[Doc-SIG] soundex module status?

Tim Peters tim_one@email.msn.com
Tue, 29 Jun 1999 00:16:28 -0400


Oh, you people are so charmingly naive <wink>.  There are at least a dozen
algorithms *called* "Soundex" out there, and unless you're eager to dig into
the historical archives the original algorithm is mostly likely nowhere to
be found.

I've always been particularly fond of Python's, because it's missing a case
stmt for the most popular letter in the language <e-wink!>.

In any case,

1) Soundex certainly doesn't deserve to be a std C module!  It makes an OK
demo of a Python extension, though.

2) If Skip promises to take it over, I'll attach a Python implementation of
Knuth's version of Soundex.  This isn't the same algorithm as the current
module implements (this one gives better results due to its funky treatment
of w and h and sensible treatment of vowels), but I must protest that
"Knuth's version" isn't entirely well-defined!  This implementation at least
matches the concrete examples he gives.

P362-ly y'rs  - tim

PS:

> Except for lopping off the last two characters, the only difference I
> found was in the mappings for Lukasiewicz and Lissajous.  The Perl
> version yields Z222, while the soundex module yields L200.

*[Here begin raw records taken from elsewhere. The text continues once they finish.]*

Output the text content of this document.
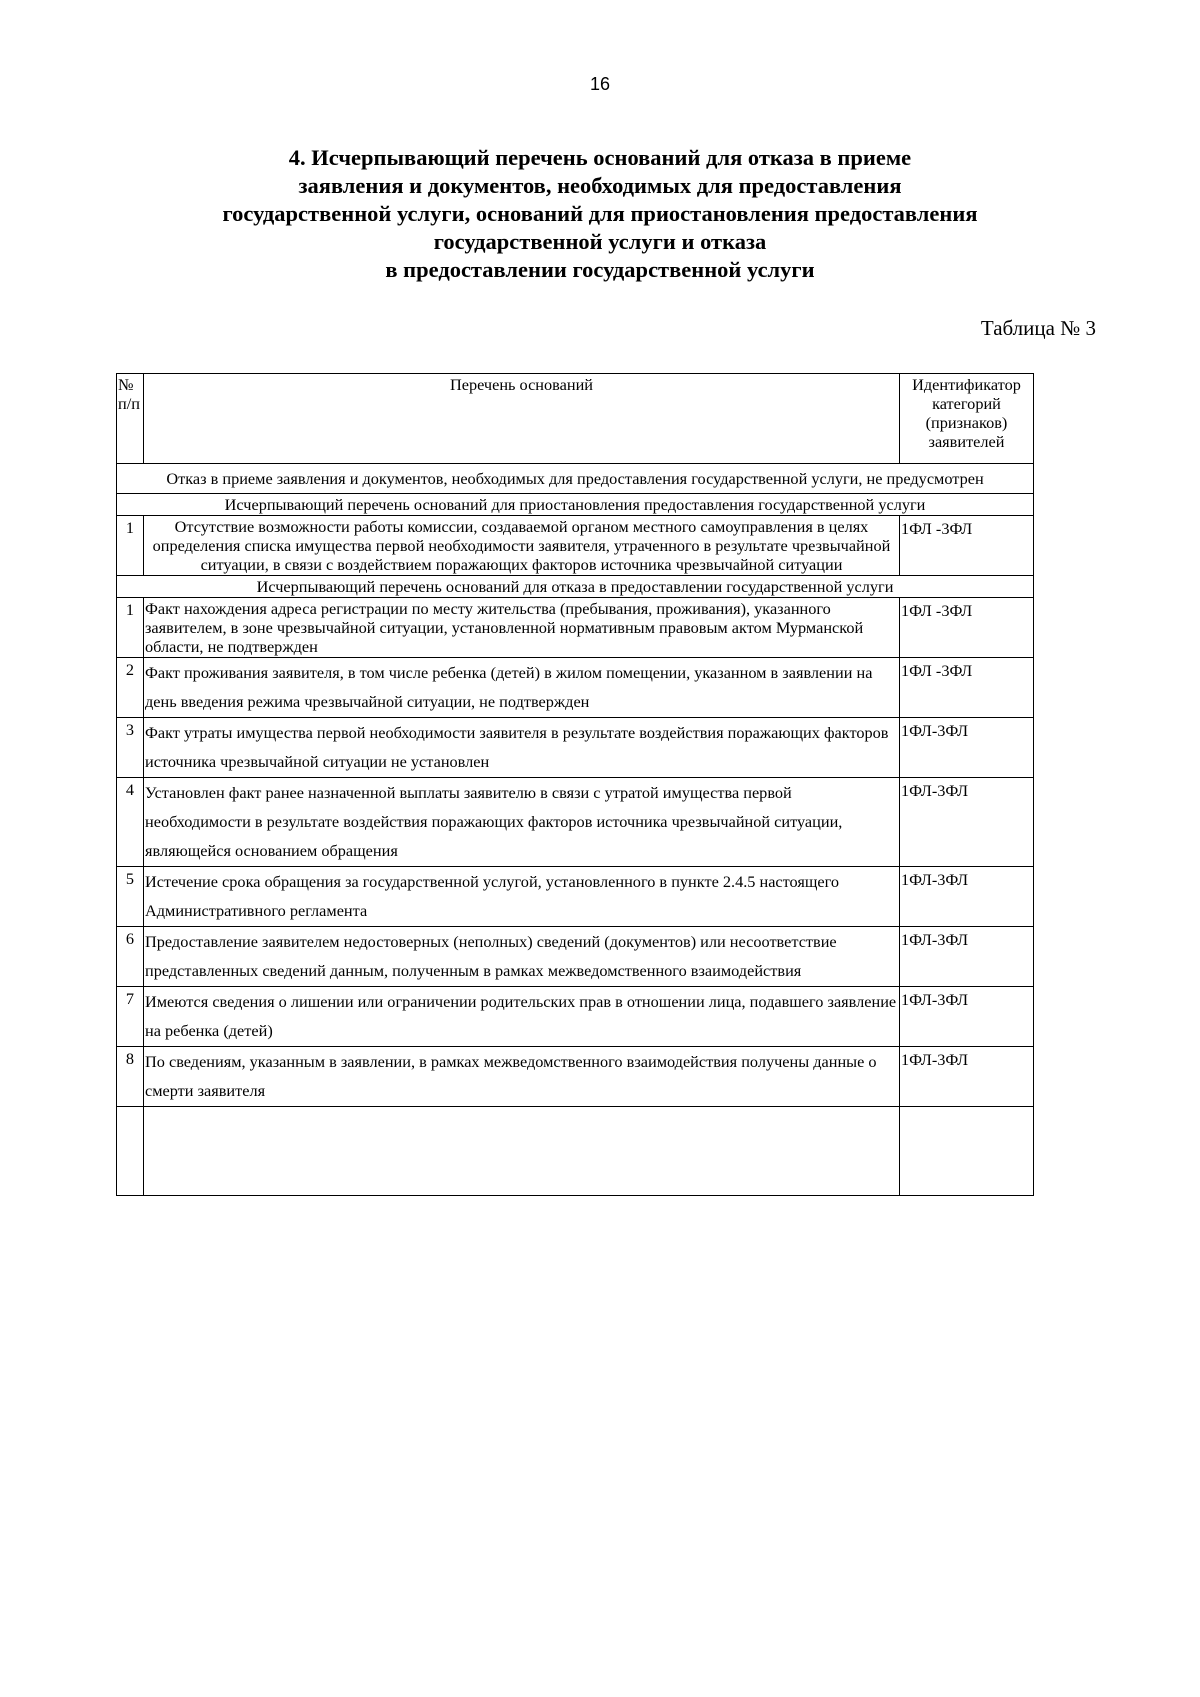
16
4. Исчерпывающий перечень оснований для отказа в приеме
заявления и документов, необходимых для предоставления
государственной услуги, оснований для приостановления предоставления
государственной услуги и отказа
в предоставлении государственной услуги
Таблица № 3
№ п/п	Перечень оснований	Идентификатор категорий (признаков) заявителей
Отказ в приеме заявления и документов, необходимых для предоставления государственной услуги, не предусмотрен		
Исчерпывающий перечень оснований для приостановления предоставления государственной услуги		
1	Отсутствие возможности работы комиссии, создаваемой органом местного самоуправления в целях определения списка имущества первой необходимости заявителя, утраченного в результате чрезвычайной ситуации, в связи с воздействием поражающих факторов источника чрезвычайной ситуации	1ФЛ -3ФЛ
Исчерпывающий перечень оснований для отказа в предоставлении государственной услуги		
1	Факт нахождения адреса регистрации по месту жительства (пребывания, проживания), указанного заявителем, в зоне чрезвычайной ситуации, установленной нормативным правовым актом Мурманской области, не подтвержден	1ФЛ -3ФЛ
2	Факт проживания заявителя, в том числе ребенка (детей) в жилом помещении, указанном в заявлении на день введения режима чрезвычайной ситуации, не подтвержден	1ФЛ -3ФЛ
3	Факт утраты имущества первой необходимости заявителя в результате воздействия поражающих факторов источника чрезвычайной ситуации не установлен	1ФЛ-3ФЛ
4	Установлен факт ранее назначенной выплаты заявителю в связи с утратой имущества первой необходимости в результате воздействия поражающих факторов источника чрезвычайной ситуации, являющейся основанием обращения	1ФЛ-3ФЛ
5	Истечение срока обращения за государственной услугой, установленного в пункте 2.4.5 настоящего Административного регламента	1ФЛ-3ФЛ
6	Предоставление заявителем недостоверных (неполных) сведений (документов) или несоответствие представленных сведений данным, полученным в рамках межведомственного взаимодействия	1ФЛ-3ФЛ
7	Имеются сведения о лишении или ограничении родительских прав в отношении лица, подавшего заявление на ребенка (детей)	1ФЛ-3ФЛ
8	По сведениям, указанным в заявлении, в рамках межведомственного взаимодействия получены данные о смерти заявителя	1ФЛ-3ФЛ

The Perl result is "correct" here -- any decent variation of Soundex will
treat voiced vowels as breaking runs of otherwise-similar letters.  This
isn't magic:  it's supposed to given a crude encoding of how a word
*sounds*.  Voiced vowels are confusable so don't deserve their own encoding,
but they certainly break up the consonant sounds on either side.  Speaking
of which, the Knuthian rules pretty much suck for many non-English
languages -- let's make /F write a Unicode version of this <wink>.


Module follows:

NDIGITS = 3

import string
_upper = string.upper
_translate = string.translate

# B for Break -- all characters assumed simply to break runs
_tran = ["B"] * 256
def _setcode(letters, value):
    for ch in letters:
        _tran[ord(_upper(ch))] = _tran[ord(ch)] = value
_setcode("bfpv", "1")
_setcode("cgjkqsxz", "2")
_setcode("dt", "3")
_setcode("l", "4")
_setcode("mn", "5")
_setcode("r", "6")
# B for Break -- these guys break runs
_setcode("aeiouy", "B")
# I for Invisible -- they don't count for anything except as first char
_setcode("hw", "I")
assert len(filter(lambda ch: ch != "B", _tran)) == \
       (26 - len("aeiouy")) * 2, \
       "Soundex initialization screwed up"
_tran = string.join(_tran, "")
del string, _setcode

def soundex(name):
    """name -> Soundex code, following Knuth Vol 3 Ed 2 pg 394."""

    if not name:
        raise ValueError("soundex requires non-empty name argument")
    coded = _translate(name, _tran)
    out = _upper(name[0])
    lastrealcode = coded[0]
    ignore_same = 1
    for thiscode in coded[1:]:
        if thiscode == "B":
            ignore_same = 0
            continue
        if thiscode == "I":
            continue
        if ignore_same and lastrealcode == thiscode:
            continue
        out = out + thiscode
        lastrealcode = thiscode
        ignore_same = 1
        if len(out) > NDIGITS:
            break
    if len(out) < NDIGITS + 1:
        out = out + "0" * (NDIGITS + 1 - len(out))
    return out

def _test():
    global nerrors
    def check(name, expected):
        global nerrors
        got = soundex(name)
        if got != expected:
            nerrors = nerrors + 1
            print "error in Soundex test: name", name, \
                  "expected", expected, "got", got
    nerrors = 0
    check("Euler", "E460")
    check("Ellery", "E460")
    check("guass", "G200")
    check("gauss", "G200")
    check("Ghosh", "G200")
    check("HILBERT", "H416")
    check("Heilbronn", "H416")
    check("Knuth", "K530")
    check("K ** n  U123t9247h   ", "K530")
    check("Kant", "K530")
    check("Lloyd", "L300")
    check("Liddy", "L300")
    check("Lukasiewicz", "L222")
    check("Lissajous", "L222")
    check("Wachs", "W200")
    check("Waugh", "W200")
    check("HYHYH", "H000")
    check("kkkkkkkwwwwkkkkkhhhhhkkkkemmnmnhmn", "K500")
    check("Rogers", "R262")
    check("Rodgers", "R326")
    check("Sinclair", "S524")
    check("St. Clair", "S324")
    check("Tchebysheff", "T212")
    check("Chebyshev", "C121")

    if nerrors:
        raise SystemError("soundex test failed with " + `nerrors` +
                          " errors")

if __name__ == "__main__":
    _test()